I completed my PhD in Dr Luke Boulter's lab where I studied the somatic genetic basis of biliary tract cancer with a focus on novel driver discovery and tumour evolution. I have broad interests in both computational and molecular biology and this project allowed me to explore and develop tools in both of these areas - a challenging and deeply rewarding experience.

Prior to this I graduated from the University of Aberdeen in 2015 with a BSc in Human Embryology and Developmental Biology, during which time I developed an interest in evolutionary developmental biology, particularly regarding morphology, neural development, and gene regulatory networks.
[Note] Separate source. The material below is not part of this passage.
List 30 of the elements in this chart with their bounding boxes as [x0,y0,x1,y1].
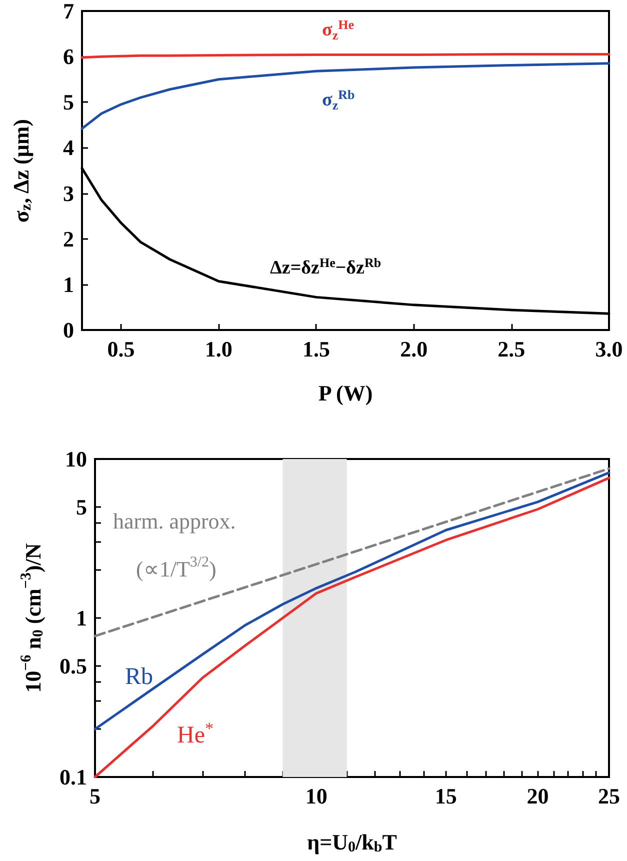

My honors project focused on recapitulating embryonic states in adult spinal neurons to facilitate spinal cord regeneration. 

Qualifications

PhD Genetics and Molecular Medicine

BSc (Hons) Human Embryology and Developmental Biology

 

 

Research summary

My areas of interest are cancer genetics, tumour evolution/ecology, and genome evolution/architecture more generally. 
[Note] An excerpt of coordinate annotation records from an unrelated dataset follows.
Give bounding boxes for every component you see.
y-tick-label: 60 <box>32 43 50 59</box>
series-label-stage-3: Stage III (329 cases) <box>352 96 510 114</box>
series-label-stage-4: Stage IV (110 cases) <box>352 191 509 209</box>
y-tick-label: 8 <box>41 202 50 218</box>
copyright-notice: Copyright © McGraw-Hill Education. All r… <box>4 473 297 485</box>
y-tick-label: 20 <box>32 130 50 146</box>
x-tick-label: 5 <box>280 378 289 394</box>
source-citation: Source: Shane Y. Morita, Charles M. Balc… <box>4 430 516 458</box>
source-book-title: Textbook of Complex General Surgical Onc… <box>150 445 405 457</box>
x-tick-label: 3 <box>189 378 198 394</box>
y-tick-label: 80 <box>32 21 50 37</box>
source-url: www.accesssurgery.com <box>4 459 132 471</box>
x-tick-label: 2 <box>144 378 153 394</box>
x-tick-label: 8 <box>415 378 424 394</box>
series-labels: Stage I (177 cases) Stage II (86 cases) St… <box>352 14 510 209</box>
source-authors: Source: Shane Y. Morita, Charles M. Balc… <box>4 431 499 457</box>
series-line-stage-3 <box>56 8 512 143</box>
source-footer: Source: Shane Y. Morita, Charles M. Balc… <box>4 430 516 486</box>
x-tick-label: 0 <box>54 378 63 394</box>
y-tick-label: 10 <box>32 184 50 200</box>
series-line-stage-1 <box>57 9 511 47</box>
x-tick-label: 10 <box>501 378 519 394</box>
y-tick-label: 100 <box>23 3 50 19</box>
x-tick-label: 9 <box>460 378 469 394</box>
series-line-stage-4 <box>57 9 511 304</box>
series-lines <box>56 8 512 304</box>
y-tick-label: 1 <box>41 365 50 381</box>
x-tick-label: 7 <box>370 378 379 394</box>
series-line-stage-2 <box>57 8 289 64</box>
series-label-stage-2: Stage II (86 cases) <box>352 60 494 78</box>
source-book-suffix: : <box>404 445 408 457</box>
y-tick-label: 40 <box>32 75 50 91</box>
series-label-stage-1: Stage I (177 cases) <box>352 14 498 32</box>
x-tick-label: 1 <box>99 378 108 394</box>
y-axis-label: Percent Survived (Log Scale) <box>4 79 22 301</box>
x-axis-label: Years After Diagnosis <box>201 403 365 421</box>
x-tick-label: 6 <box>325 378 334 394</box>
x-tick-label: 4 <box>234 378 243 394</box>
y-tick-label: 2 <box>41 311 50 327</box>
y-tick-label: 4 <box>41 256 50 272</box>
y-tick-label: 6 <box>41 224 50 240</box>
I am intereseted in developing complementary computational and experimental methods which combine bioinformatics/statistics with functional genomics, in vivo modeling and molecular biology.

My current focus is on innitiation and gene-gene interactions in liver cancer. 

Current research interests

1). Using a patient-led functional genomics approach to derive a landscape of low-frequency tumour-suppressors in spontaneous cholangiocarcinoma. In vivo CRISPR/Cas9 mutagenesis screening in a murine model is preceded by computational prediction of driver genes from large cohorts of cholangiocarcinoma exome sequencing data. Co-screening with specific common drivers further elucidates the impact of epistatic interactions on phenotype. 2). Exploring the influence of liver fluke on genome evolution and tumour microenvironment in fluke-related cholangiocarcinoma. We are interested in establishing if the past or continued presence of liver fluke in cholangiocarcinoma constrains or expands possible evolutionary trajectories along the somatic evolution of these tumours. This research employs multi-region exome-seq, single-cell transcriptomics, and patient-derived-organoid culture.